What do you get if you cross a dyslexic, an insomniac and an agnostic? Someone who wakes up at 4 a.m. and says: ‘Is there a dog?’ There was a lot of dog talk this weekend, and about the tributes they bring to their owners in the shooting field. A South African who had just enjoyed his first days at the grouse, walked up and driven, was incoherent with joy, especially as he had made a respectable contribution to the bag.
The Afrikaners have always been an embattled race. God usually directs them to the windy side of the hill. When they do find some refuge to enjoy a settled life, perhaps planting a few vines, they often become lyrical about hemel en aarde: heaven on earth. Although the wine country around Stellenbosch is hauntingly beautiful, my earthly paradise is in Dorset, even if it has to import its own wine.
Friends had just returned from the far abroad, so they had not yet eaten any grouse. This was rectified, with young birds cooked rare after a very brief hanging. That led to the usual discussion. For its first few hours, a grouse will have a slightly metallic taste, which is to be avoided. Thereafter, it is a matter of preference. A fresh young grouse has a delicious sweetness; you can almost taste the heather, and the legs will be gamey. But if you want the full kick of gaminess, hanging is essential. I think that this is the right way to treat older birds.
There is another endless debate. Are grouse better hot or cold? They certainly freeze well. I prefer: the version which I have eaten most recently. Nicholas Soames recently expressed some interesting views on grouse, on which he speaks with authority. Not only has he shot a fair few. He may well have eaten more than anyone in history. Soamesy is a glorious fellow, and not solely at the trencher. If he does insist on leaving the Commons, it would be monstrous if he were not elevated to the Lords. After all, he has already demonstrated his versatility, in the matter of tweeting. One might have assumed that to him, a tweet was a sound made by a panic-stricken ortolan whose protected status was not going to save it from the gnashers’ yard. Not so: he would never break the law on protected species and has become one of the more accomplished tweeters of the age, without ever resembling an ortolan.

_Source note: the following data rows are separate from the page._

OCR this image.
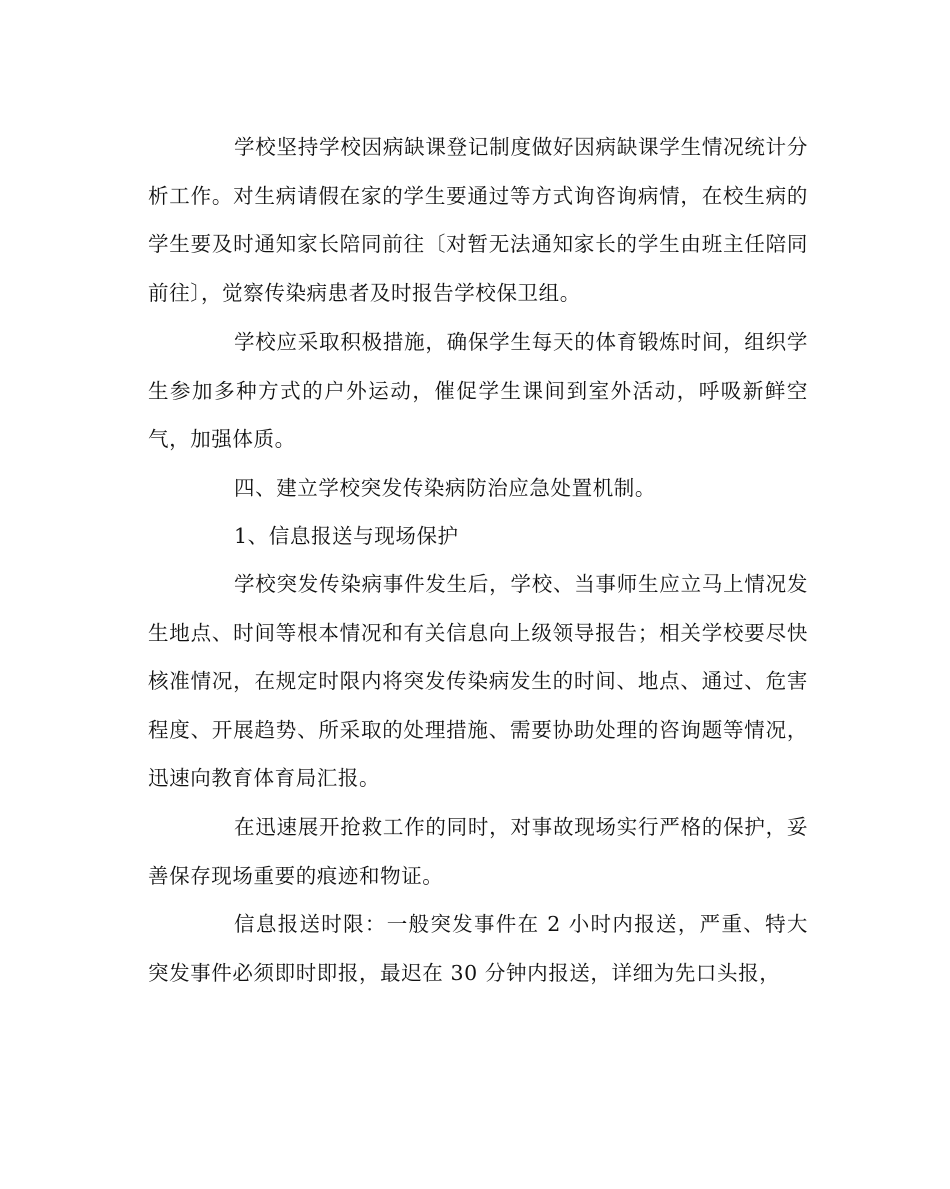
学校坚持学校因病缺课登记制度做好因病缺课学生情况统计分析工作。对生病请假在家的学生要通过等方式询咨询病情，在校生病的学生要及时通知家长陪同前往〔对暂无法通知家长的学生由班主任陪同前往〕，觉察传染病患者及时报告学校保卫组。

学校应采取积极措施，确保学生每天的体育锻炼时间，组织学生参加多种方式的户外运动，催促学生课间到室外活动，呼吸新鲜空气，加强体质。

四、建立学校突发传染病防治应急处置机制。

1、信息报送与现场保护

学校突发传染病事件发生后，学校、当事师生应立马上情况发生地点、时间等根本情况和有关信息向上级领导报告；相关学校要尽快核准情况，在规定时限内将突发传染病发生的时间、地点、通过、危害程度、开展趋势、所采取的处理措施、需要协助处理的咨询题等情况，迅速向教育体育局汇报。

在迅速展开抢救工作的同时，对事故现场实行严格的保护，妥善保存现场重要的痕迹和物证。

信息报送时限：一般突发事件在 2 小时内报送，严重、特大突发事件必须即时即报，最迟在 30 分钟内报送，详细为先口头报，
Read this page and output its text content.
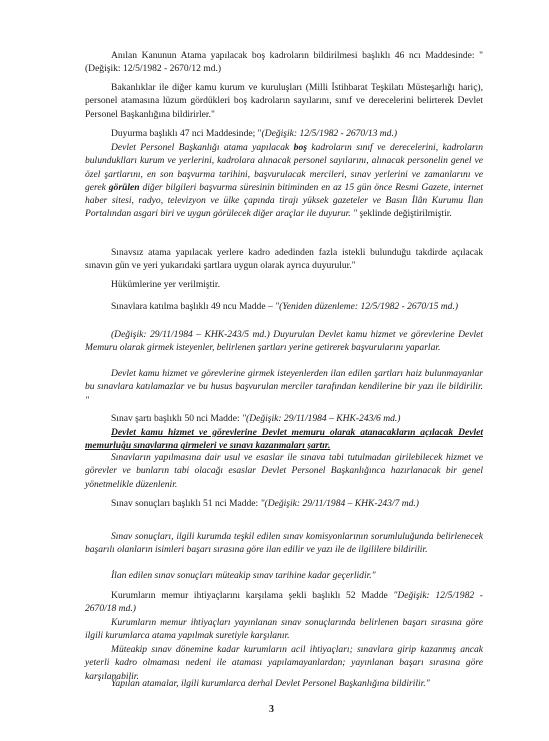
Anılan Kanunun Atama yapılacak boş kadroların bildirilmesi başlıklı 46 ncı Maddesinde: "(Değişik: 12/5/1982 - 2670/12 md.)

Bakanlıklar ile diğer kamu kurum ve kuruluşları (Milli İstihbarat Teşkilatı Müsteşarlığı hariç), personel atamasına lüzum gördükleri boş kadroların sayılarını, sınıf ve derecelerini belirterek Devlet Personel Başkanlığına bildirirler."

Duyurma başlıklı 47 nci Maddesinde; "(Değişik: 12/5/1982 - 2670/13 md.)

Devlet Personel Başkanlığı atama yapılacak boş kadroların sınıf ve derecelerini, kadroların bulunduklları kurum ve yerlerini, kadrolara alınacak personel sayılarını, alınacak personelin genel ve özel şartlarını, en son başvurma tarihini, başvurulacak mercileri, sınav yerlerini ve zamanlarını ve gerek görülen diğer bilgileri başvurma süresinin bitiminden en az 15 gün önce Resmi Gazete, internet haber sitesi, radyo, televizyon ve ülke çapında tirajı yüksek gazeteler ve Basın İlân Kurumu İlan Portalından asgari biri ve uygun görülecek diğer araçlar ile duyurur. " şeklinde değiştirilmiştir.

Sınavsız atama yapılacak yerlere kadro adedinden fazla istekli bulunduğu takdirde açılacak sınavın gün ve yeri yukarıdaki şartlara uygun olarak ayrıca duyurulur."

Hükümlerine yer verilmiştir.

Sınavlara katılma başlıklı 49 ncu Madde – "(Yeniden düzenleme: 12/5/1982 - 2670/15 md.)

(Değişik: 29/11/1984 – KHK-243/5 md.) Duyurulan Devlet kamu hizmet ve görevlerine Devlet Memuru olarak girmek isteyenler, belirlenen şartları yerine getirerek başvurularını yaparlar.

Devlet kamu hizmet ve görevlerine girmek isteyenlerden ilan edilen şartları haiz bulunmayanlar bu sınavlara katılamazlar ve bu husus başvurulan merciler tarafından kendilerine bir yazı ile bildirilir. "

Sınav şartı başlıklı 50 nci Madde: "(Değişik: 29/11/1984 – KHK-243/6 md.)

Devlet kamu hizmet ve görevlerine Devlet memuru olarak atanacakların açılacak Devlet memurluğu sınavlarına girmeleri ve sınavı kazanmaları şartır.

Sınavların yapılmasına dair usul ve esaslar ile sınava tabi tutulmadan girilebilecek hizmet ve görevler ve bunların tabi olacağı esaslar Devlet Personel Başkanlığınca hazırlanacak bir genel yönetmelikle düzenlenir.

Sınav sonuçları başlıklı 51 nci Madde: "(Değişik: 29/11/1984 – KHK-243/7 md.)

Sınav sonuçları, ilgili kurumda teşkil edilen sınav komisyonlarının sorumluluğunda belirlenecek başarılı olanların isimleri başarı sırasına göre ilan edilir ve yazı ile de ilgililere bildirilir.

İlan edilen sınav sonuçları müteakip sınav tarihine kadar geçerlidir."

Kurumların memur ihtiyaçlarını karşılama şekli başlıklı 52 Madde "Değişik: 12/5/1982 - 2670/18 md.)

Kurumların memur ihtiyaçları yayınlanan sınav sonuçlarında belirlenen başarı sırasına göre ilgili kurumlarca atama yapılmak suretiyle karşılanır.

Müteakip sınav dönemine kadar kurumların acil ihtiyaçları; sınavlara girip kazanmış ancak yeterli kadro olmaması nedeni ile ataması yapılamayanlardan; yayınlanan başarı sırasına göre karşılanabilir.

Yapılan atamalar, ilgili kurumlarca derhal Devlet Personel Başkanlığına bildirilir."

3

Anyway, he has said that his equivalent of eating foie gras to the sound of trumpets would be shooting grouse to the sound of Wagner. The birds would certainly fly. He did not specify which Wagner opera. Torydammerung, perhaps? For a whole weekend, we managed to keep off the related topics of Brexit, Tories in crisis and Boris Johnson. Someone did ask me whether Boris was a saviour or a wrecker. ‘Yes,’ I replied. ‘But which?’ ‘As the man himself does not know, how can I?’

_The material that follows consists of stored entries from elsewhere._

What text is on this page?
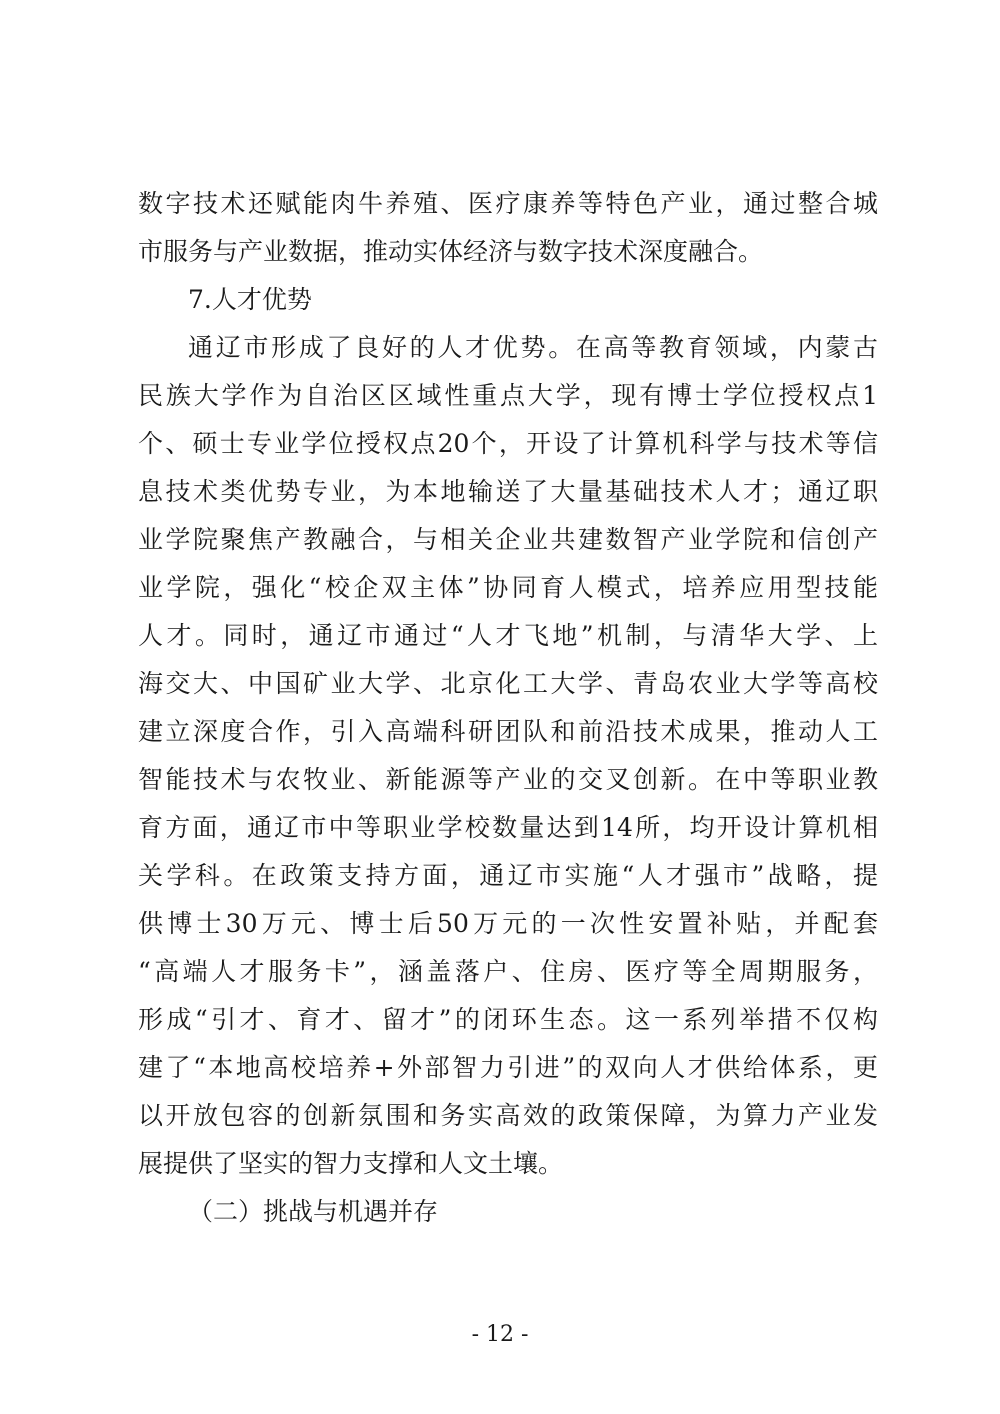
数字技术还赋能肉牛养殖、医疗康养等特色产业，通过整合城
市服务与产业数据，推动实体经济与数字技术深度融合。
7.人才优势
通辽市形成了良好的人才优势。在高等教育领域，内蒙古
民族大学作为自治区区域性重点大学，现有博士学位授权点1
个、硕士专业学位授权点20个，开设了计算机科学与技术等信
息技术类优势专业，为本地输送了大量基础技术人才；通辽职
业学院聚焦产教融合，与相关企业共建数智产业学院和信创产
业学院，强化“校企双主体”协同育人模式，培养应用型技能
人才。同时，通辽市通过“人才飞地”机制，与清华大学、上
海交大、中国矿业大学、北京化工大学、青岛农业大学等高校
建立深度合作，引入高端科研团队和前沿技术成果，推动人工
智能技术与农牧业、新能源等产业的交叉创新。在中等职业教
育方面，通辽市中等职业学校数量达到14所，均开设计算机相
关学科。在政策支持方面，通辽市实施“人才强市”战略，提
供博士30万元、博士后50万元的一次性安置补贴，并配套
“高端人才服务卡”，涵盖落户、住房、医疗等全周期服务，
形成“引才、育才、留才”的闭环生态。这一系列举措不仅构
建了“本地高校培养+外部智力引进”的双向人才供给体系，更
以开放包容的创新氛围和务实高效的政策保障，为算力产业发
展提供了坚实的智力支撑和人文土壤。
（二）挑战与机遇并存
- 12 -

We did find a cheerful topic, despite constant relays of bad news from Old Trafford. Grouse goes with claret, and my hosts supplied a splendid example, from St Julien. Although none of its wines have first-growth status, it supplies three super-super seconds: Leoville Las-Cases, Leoville-Barton and Ducru-Beaucaillou. Which is the best? Las-Cases is usually awarded the palm, but for the other two, I would again be tempted to reply that it was the one I had tasted most recently. We were drinking the Ducru 2002: close to perfection. It had spent long relaxed years in a cellar in Northumberland, undisturbed by the guns on the neighbouring moor, and was everything fine claret ought to be, as Ducru always is.
Outside, an Indian summer day had faded into a gentle English evening. At table, all was harmony. The labrador seemed frisky, and not only because she was kippered up by cooking smells. Perhaps she sensed that she would soon be waiting expectantly at her master’s heel. As the fall of the year approaches, we could answer one question. There is a dog.